By John Gruber
WorkOS: APIs to ship SSO, SCIM, FGA, and User Management in minutes. Check out their launch week.
Mathieu Rosemain and Douglas Busvine, reporting for Reuters:
In Europe, most countries have chosen short-range Bluetooth “handshakes” between devices as the best approach, dismissing the alternative of using location data pursued by some countries in Asia as intrusive. But a rift has opened up between countries led by France and Germany that want to hold personal data on a central server, and others that back a decentralized approach in which Bluetooth logs are stored on individual devices.
Apple and Alphabet’s Google, whose operating systems run 99% of smartphones, have promised tweaks in May that would accommodate the decentralized approach. A trial version is due out next week.
I don’t know where Reuters came up with the word “tweaks” here. What Apple and Google are working on is a full-fledged joint project to support privacy-protecting contact tracing. It’s not a tweak to something existing, it’s a new initiative.
That has added a political dimension to the standards-setting debate, with a senior French official saying it was time for Europe to stop caving in to pressure from the United States. “The European states are being completely held hostage by Google and Apple,” said the official, who is involved in coordinating efforts to develop a French contact-tracing app called StopCovid.
They’re not being “held hostage”. If these governments want to make contact tracing apps that store location data on centralized servers (an approach with obvious privacy implications), and which require users to run their apps in the foreground all day long (an approach with obvious battery life implications), they can go ahead and build them.

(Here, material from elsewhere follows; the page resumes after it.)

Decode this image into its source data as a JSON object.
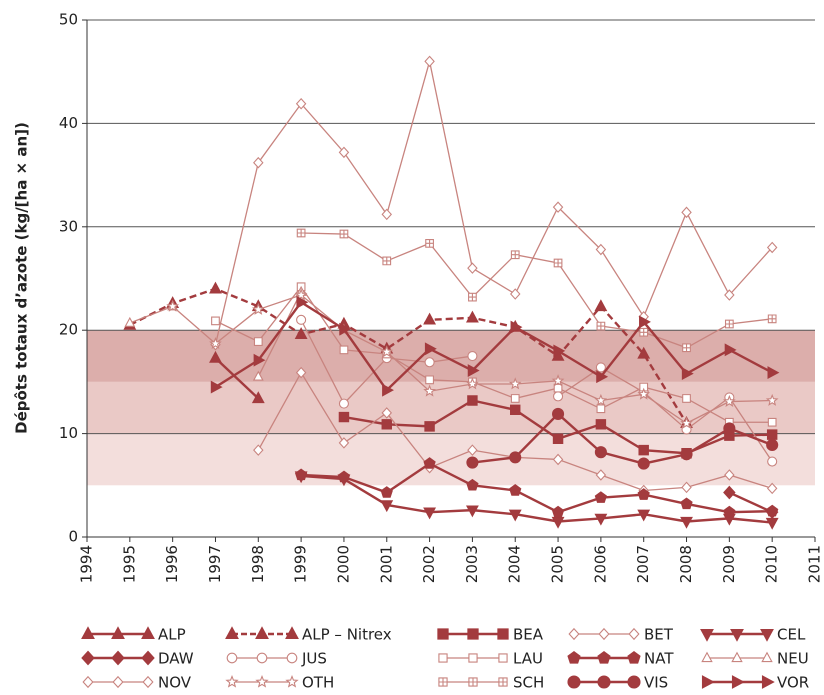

They can’t expect Apple and Google to build support for these techniques into their operating systems, though.
Extraordinary times call for extraordinary measures, I get it. But I haven’t seen a good argument against Apple and Google’s project in terms of balancing the benefits of widespread contact tracing with privacy concerns. The European government officials clamoring for Apple and Google to help them build whatever they want, privacy concerns be damned, aren’t making technical arguments.
And the whole thing is a bit rich coming from countries in the EU, which have, until now, held themselves up as the stewards of privacy in the face of the U.S. tech titans.